The last chapter of Ayler’s recorded life was perplexing, when he was moved to create a sort of accessible rock/R&B with vocals featuring “hippy dippy” lyrics by his new girlfriend Mary Parks. Love Cry and New Grass were albums that made no one happy, least of all Ayler, who blamed the commercial move on his producer at Impulse!, Bob Thiele.  Albert would have one final victory when he took a turn back to his freer self in a July 1970 performance at the Maeght Foundation in Saint-Paul-de-Vence, France, something captured on a duo of fantastic 1971 albums.

With his return to New York City in fall 1970, his depression deepened as did his tenuous grasp on reality. There was increased talk about UFOs and spiritual visions, something that had been in the mix since his childhood. He would disappear on November 5 and be found 20 days later floating in the East River.  Some said it was a hit for messing with a mobster’s woman or a drug deal gone wrong.  One stubborn myth said he was found chained to a juke box.  But Koloda works to put these long-held fallacies to rest. He concludes that the depressed 34-year-old jazz man most likely jumped from a ferry near the Statue of Liberty.
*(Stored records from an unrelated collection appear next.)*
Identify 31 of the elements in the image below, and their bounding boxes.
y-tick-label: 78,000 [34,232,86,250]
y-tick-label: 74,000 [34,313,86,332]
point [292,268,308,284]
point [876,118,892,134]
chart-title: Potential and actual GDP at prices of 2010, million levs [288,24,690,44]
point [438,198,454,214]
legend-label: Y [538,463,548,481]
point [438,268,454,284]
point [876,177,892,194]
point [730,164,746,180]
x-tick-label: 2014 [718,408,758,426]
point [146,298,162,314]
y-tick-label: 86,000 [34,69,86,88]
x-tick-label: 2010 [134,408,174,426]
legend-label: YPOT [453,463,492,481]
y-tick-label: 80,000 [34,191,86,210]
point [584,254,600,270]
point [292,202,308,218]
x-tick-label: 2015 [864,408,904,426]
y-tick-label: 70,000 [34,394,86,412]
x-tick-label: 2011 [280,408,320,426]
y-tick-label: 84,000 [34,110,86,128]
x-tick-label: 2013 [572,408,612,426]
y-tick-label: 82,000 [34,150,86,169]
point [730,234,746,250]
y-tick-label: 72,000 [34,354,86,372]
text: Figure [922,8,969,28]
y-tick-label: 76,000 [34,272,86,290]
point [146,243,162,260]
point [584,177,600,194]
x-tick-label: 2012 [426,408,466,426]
This was in part due to the guilt of firing his brother from his band and the ceaseless financial pressures and criticism caused by a high-profile/low-profit life on the tip of the free jazz spear.

In his 20 years of research, Koloda has become the world’s foremost authority on all things Albert Ayler.  He was a contributor to the critically-acclaimed documentary, My Name Is Albert Ayler, and a consultant on Revenant Records’ ten-CD retrospective of Ayler, Holy Ghost: Rare and Unissued Recordings (1962–70), which has been called “the Sistine Chapel of box sets.” His book includes quotes from his and others interviews with many of Albert’s closest collaborators, most notably from the writer’s long friendship with Albert’s brother Donald.  There’s also a carefully balanced array of quotes from critics that demonstrate the reaction to Ayler throughout all the chapters of his short but action-packed recording and performing career.  the book concludes with a pained portrait of the post-musical years of Donald Ayler, with his frequent hospitalizations for mental problems and fits and starts at reviving his career.

I had a decent knowledge of Ayler before reading Koloda’s Holy Ghost.  But like any great touchstone musician biog, it set me off on a few weeks of very deep listening to the many well-trod and obscure corners of Ayler’s discography.  In this way, Koloda has done a great service to both Ayler and every music lover with the curiosity to open up a pathway into this uniquely deep and spiritual canon of jazz.